Петра и Фросю санитары взяли последними, в фургон буквально втиснули, и Петро долго, упорно вошкался, пока не уперся обеими руками в борт и не взял под свою защиту Фросю. Он отжимал тех, кто давил ему на спину, но когда фургон дергался, руки у него не выдерживали и сгибались, он наваливался на Фросю, и она терпеливо принимала его на мощную грудь, только чаще дышала.
– Петь, – шептала она, – слышь, Петь, а баян-то я успела замотать, под березу сунула. Ох, боязно, как бы не подобрали.
– За день не подберут. А ночью ноги в руки – только нас и видели. Фу-у-у, кажись, приехали…
Фургон затормозил и остановился. Сдавленная масса побегушников качнулась туда-сюда и замерла. Открылись двери, и Фрося едва не вывалилась наружу.
– Граждан лишенцев просят на выход!
Петро схватил Фросю за плечи, прижал к себе. За него самого уцепились руки других побегушников и потянули в глубь железного кузова. За всю историю лагеря еще не было случая, чтобы кто-то из лишенцев отозвался на голос санитара и вышел добровольно. Сколько бы народу в фургоне ни было, крайних всегда удерживали, чтобы они не вывалились.
Петра и Фросю санитары так и вытащили – в обнимку.

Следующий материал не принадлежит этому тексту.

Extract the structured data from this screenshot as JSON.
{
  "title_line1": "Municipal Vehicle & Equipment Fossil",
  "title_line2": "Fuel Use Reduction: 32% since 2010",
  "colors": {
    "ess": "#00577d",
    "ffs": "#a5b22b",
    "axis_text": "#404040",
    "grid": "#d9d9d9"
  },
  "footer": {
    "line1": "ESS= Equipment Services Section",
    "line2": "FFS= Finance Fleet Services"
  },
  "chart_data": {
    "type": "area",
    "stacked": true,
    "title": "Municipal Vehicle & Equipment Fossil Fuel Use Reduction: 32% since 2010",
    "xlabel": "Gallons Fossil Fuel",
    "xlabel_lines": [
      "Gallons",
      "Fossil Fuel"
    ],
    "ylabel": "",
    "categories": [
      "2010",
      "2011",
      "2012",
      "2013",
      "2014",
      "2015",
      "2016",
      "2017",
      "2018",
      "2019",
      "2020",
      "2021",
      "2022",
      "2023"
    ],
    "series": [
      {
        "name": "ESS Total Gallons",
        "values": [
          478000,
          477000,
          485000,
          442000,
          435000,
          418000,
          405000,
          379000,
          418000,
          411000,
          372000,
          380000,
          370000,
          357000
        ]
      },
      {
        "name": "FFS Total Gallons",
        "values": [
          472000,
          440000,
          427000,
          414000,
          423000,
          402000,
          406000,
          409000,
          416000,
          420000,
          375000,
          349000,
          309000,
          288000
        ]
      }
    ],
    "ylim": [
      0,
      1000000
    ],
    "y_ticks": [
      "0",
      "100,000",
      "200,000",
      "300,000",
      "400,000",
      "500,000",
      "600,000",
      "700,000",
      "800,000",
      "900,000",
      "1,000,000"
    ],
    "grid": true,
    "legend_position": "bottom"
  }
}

В накопителе – многолюднее, чем обычно. В распределителе, не успевая справляться с наплывом побегушников, обычных вопросов не задавали, только поторапливали раздеваться и требовательно выкрикивали:
– В санзону! В санзону!
Санзона делилась на две равные части – мужскую и женскую. Тут Петро и Фрося расстались. В отделениях, мужском и женском, порядок один и тот же: побегушники снимали с себя нижнее белье, вставали по шесть человек в кабинки, и санитары окатывали их из шлангов дезинфицирующим раствором. После купания кожа на теле съеживалась, а от побегушников еще несколько дней разило химическим запахом.